I am originally from Worcester and have founded four companies in the area, Checkerboard (1992), Checkmate Technology (1995-2017) eInvite.com (1997) and currently Checker Real Estate (1995). Fashion, licensing, manufacturing, very early e-commerce (before Google), technology, category management for large retailers such as Costco and Toys’R’Us. Before starting businesses in Worcester, I obtained a Bachelor of Cognitive Science / Artificial Intelligence from the University of Rochester and an MBA. I worked in Silicon Valley for Anderson Consulting (now Accenture) and for a virtual reality startup in 1989 – which maybe was just a bit early.
I’m a bit of a business nerd as can be seen from my reading, I participate in local angel investor groups, I advise startups, I participate in the YPO-HBS Presidents’ Week leadership training program every year, at trade conventions and I teach here at WPI. Education at all levels is an area of great interest, including playing an active role in the local Bancroft school board as well as in the programs at my high school, Trinity-Pawling. I have stayed close to the Mass Academy of Math and Science since its founding almost 30 years ago. The Mass Academy is a public school for gifted STEM students operated here by WPI. I am currently part of the team that is a finalist in the current XPRIZE Quick Requalification Competition – here is a connect.
I love the role of EIR because it combines my passion for business and education. Selfishly, being a part of the WPI community is incredibly rewarding. Our students demonstrate contagious energy, humility and courage. We have so many different things going on, from robots that can compose and play their own music to the development of building materials that enable sustainable living in parts of the world where it wouldn’t be possible otherwise.
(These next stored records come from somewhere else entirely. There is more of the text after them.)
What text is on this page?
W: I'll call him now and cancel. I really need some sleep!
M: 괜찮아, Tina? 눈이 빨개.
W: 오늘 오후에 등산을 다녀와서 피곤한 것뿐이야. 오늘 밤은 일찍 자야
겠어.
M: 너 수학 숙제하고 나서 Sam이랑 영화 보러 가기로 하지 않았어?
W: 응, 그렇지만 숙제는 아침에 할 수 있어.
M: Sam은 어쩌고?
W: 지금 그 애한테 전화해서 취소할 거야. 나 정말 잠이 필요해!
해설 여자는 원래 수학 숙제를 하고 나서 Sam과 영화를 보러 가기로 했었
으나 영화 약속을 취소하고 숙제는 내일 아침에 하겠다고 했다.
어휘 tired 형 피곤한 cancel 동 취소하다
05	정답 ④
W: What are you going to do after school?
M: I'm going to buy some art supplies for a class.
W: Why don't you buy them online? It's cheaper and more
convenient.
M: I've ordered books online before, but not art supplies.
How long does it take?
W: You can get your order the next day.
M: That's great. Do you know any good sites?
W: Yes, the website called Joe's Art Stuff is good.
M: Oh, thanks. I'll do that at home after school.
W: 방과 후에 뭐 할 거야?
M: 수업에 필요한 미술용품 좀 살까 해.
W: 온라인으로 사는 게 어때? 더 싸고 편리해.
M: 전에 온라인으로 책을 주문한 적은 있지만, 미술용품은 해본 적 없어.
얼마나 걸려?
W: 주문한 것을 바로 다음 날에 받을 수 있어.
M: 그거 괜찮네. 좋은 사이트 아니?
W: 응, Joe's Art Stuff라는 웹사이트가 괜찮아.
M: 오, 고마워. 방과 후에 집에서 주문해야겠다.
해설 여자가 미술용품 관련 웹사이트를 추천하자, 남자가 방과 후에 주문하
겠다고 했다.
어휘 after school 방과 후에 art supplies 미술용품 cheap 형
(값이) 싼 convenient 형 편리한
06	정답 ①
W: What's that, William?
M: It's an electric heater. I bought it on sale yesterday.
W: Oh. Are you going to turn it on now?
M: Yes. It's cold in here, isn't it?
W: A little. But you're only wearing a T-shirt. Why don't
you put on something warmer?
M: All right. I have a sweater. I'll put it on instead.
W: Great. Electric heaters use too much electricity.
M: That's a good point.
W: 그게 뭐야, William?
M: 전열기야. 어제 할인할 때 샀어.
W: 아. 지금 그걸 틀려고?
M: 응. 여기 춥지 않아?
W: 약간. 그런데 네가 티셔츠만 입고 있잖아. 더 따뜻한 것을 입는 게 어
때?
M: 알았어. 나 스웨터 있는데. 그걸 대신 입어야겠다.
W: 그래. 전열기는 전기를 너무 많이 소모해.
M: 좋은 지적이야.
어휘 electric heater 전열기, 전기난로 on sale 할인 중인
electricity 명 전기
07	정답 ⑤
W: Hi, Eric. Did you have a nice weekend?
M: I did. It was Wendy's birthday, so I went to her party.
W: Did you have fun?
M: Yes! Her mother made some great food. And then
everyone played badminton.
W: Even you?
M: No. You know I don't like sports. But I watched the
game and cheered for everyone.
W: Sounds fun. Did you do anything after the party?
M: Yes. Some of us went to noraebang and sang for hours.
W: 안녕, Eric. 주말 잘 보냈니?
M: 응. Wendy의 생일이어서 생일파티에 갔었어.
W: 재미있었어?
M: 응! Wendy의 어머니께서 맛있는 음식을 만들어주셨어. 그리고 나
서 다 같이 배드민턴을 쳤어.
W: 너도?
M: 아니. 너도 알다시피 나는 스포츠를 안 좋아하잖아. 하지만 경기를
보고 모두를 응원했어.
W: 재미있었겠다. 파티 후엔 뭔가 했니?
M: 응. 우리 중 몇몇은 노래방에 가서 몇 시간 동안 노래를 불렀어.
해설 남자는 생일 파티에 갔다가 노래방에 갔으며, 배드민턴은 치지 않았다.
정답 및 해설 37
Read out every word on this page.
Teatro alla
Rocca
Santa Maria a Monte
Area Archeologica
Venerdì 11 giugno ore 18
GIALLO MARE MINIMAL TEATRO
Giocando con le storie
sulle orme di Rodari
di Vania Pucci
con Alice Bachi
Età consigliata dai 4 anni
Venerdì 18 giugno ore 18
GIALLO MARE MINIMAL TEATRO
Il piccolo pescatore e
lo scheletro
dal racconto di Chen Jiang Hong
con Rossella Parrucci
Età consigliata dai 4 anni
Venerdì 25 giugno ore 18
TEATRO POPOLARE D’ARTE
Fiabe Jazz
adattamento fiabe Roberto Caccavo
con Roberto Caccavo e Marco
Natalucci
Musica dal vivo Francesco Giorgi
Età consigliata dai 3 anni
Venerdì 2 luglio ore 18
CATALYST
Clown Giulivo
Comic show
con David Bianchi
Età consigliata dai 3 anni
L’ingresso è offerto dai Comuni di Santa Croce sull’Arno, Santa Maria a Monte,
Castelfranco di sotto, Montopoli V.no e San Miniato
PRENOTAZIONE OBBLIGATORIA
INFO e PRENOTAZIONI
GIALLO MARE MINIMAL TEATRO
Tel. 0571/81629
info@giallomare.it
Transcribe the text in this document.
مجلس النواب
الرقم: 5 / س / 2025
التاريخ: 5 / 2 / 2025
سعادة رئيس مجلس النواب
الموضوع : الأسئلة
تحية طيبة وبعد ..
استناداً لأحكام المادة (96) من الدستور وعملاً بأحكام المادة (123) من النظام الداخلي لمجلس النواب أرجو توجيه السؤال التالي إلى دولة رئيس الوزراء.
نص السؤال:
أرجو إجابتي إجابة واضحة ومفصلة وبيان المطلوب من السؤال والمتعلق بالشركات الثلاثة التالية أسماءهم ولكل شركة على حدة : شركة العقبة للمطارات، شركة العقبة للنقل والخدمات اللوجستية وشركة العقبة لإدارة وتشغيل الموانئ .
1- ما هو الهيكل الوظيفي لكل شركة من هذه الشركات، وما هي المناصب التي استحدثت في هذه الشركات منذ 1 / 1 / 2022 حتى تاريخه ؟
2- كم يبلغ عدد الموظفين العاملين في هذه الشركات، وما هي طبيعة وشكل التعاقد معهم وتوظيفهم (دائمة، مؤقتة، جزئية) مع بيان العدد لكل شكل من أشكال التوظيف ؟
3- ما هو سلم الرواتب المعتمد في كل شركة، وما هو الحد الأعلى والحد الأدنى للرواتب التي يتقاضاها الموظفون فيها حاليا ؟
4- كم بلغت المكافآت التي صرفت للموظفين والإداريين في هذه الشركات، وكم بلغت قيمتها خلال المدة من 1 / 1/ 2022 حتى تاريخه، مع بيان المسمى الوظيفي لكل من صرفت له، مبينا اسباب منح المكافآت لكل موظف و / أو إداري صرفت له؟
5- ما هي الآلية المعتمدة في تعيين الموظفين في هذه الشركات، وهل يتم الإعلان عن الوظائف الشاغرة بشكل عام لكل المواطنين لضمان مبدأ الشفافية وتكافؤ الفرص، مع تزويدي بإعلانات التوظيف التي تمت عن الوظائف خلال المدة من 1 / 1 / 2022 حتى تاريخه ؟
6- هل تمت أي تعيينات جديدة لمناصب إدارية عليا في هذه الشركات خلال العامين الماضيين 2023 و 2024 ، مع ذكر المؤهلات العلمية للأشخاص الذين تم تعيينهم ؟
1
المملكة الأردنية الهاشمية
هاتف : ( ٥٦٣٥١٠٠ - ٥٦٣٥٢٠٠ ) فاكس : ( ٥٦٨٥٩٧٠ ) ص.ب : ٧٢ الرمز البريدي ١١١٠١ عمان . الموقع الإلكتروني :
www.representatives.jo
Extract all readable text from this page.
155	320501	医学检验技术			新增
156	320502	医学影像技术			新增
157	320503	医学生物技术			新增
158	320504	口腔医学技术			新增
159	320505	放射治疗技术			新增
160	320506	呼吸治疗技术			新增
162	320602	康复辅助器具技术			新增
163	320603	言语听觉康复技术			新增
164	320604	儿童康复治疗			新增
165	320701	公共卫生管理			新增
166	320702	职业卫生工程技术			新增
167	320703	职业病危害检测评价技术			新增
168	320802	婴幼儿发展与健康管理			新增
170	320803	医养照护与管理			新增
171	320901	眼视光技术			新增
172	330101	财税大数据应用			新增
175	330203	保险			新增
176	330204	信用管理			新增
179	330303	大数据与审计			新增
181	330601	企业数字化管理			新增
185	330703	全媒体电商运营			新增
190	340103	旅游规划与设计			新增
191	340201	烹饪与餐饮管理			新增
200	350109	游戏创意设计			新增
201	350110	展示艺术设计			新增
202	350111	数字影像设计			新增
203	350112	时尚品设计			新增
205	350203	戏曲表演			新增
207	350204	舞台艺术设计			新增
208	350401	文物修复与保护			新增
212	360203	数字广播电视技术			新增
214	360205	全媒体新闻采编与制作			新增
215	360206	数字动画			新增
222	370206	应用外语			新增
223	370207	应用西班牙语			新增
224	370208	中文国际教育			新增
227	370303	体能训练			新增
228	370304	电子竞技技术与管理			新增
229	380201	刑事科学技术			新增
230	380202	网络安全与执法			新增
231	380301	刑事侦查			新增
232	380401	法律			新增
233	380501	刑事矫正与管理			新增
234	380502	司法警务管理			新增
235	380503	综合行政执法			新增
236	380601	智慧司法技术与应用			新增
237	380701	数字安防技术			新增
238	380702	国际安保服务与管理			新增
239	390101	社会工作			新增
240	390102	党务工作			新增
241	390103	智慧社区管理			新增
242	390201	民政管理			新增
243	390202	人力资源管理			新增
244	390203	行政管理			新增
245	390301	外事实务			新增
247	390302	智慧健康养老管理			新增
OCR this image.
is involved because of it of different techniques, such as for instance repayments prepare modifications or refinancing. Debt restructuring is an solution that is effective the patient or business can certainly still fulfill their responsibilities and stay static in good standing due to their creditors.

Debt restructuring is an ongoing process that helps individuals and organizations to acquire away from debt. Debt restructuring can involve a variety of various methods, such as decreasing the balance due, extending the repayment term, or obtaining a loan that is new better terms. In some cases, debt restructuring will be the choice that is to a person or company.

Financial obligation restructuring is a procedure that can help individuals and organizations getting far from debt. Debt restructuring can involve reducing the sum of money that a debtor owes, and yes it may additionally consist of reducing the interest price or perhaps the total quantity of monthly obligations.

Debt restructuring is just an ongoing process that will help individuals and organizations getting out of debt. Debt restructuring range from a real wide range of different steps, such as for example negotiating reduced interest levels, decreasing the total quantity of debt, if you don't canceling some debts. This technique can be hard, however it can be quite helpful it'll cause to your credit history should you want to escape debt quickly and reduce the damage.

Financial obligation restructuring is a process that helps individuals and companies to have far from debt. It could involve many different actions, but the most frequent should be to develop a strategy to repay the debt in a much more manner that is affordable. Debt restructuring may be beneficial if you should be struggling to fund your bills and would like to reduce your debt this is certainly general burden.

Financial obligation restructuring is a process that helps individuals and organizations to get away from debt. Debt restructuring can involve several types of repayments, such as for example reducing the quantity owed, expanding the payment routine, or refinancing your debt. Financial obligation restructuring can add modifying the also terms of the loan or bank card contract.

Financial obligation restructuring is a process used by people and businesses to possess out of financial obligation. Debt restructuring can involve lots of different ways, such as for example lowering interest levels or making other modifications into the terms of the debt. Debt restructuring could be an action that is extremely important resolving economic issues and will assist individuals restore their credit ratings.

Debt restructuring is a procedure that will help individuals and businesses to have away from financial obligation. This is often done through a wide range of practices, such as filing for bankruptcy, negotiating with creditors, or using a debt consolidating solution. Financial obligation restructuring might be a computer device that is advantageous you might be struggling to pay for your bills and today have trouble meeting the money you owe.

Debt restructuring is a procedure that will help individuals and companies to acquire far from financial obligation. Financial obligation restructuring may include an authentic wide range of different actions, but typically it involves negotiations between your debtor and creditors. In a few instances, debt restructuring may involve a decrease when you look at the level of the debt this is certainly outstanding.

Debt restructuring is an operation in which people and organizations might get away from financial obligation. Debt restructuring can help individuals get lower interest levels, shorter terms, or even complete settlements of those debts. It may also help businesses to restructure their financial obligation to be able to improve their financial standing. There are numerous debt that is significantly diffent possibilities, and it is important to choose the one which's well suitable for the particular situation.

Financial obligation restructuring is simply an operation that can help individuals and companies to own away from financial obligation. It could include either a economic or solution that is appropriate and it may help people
As an EIR, I have the good fortune to work with professors and students who are trying to find a way to bring a new product to market. This is my definition of a good time. Although I am not a former WPI, as a native of Worcester, WPI is important to our vitality.
I would like to help students and faculty realize their vision of bringing a product or service to market. My approach is to ask thought-provoking questions, share the experience I can have, and connect the person with someone in my network who has the expertise and can offer advice.
WPI Business School has a lot to offer at the intersection of STEM and business. As a member of the larger WPI community, we can help all of our students bring their innovations to people in the marketplace, which is in keeping with our motto, “In theory, in practice”. Being in Central Mass with 12 other higher education schools, a growing biomedical community, and close to many tech and science companies, offers tremendous opportunities. I believe higher education is in a state of rapid transformation. WPI has shown in the past an ability to transform itself in the face of change to come. They are not little feet. If past performance is an indicator of future performance, WPI is very promising.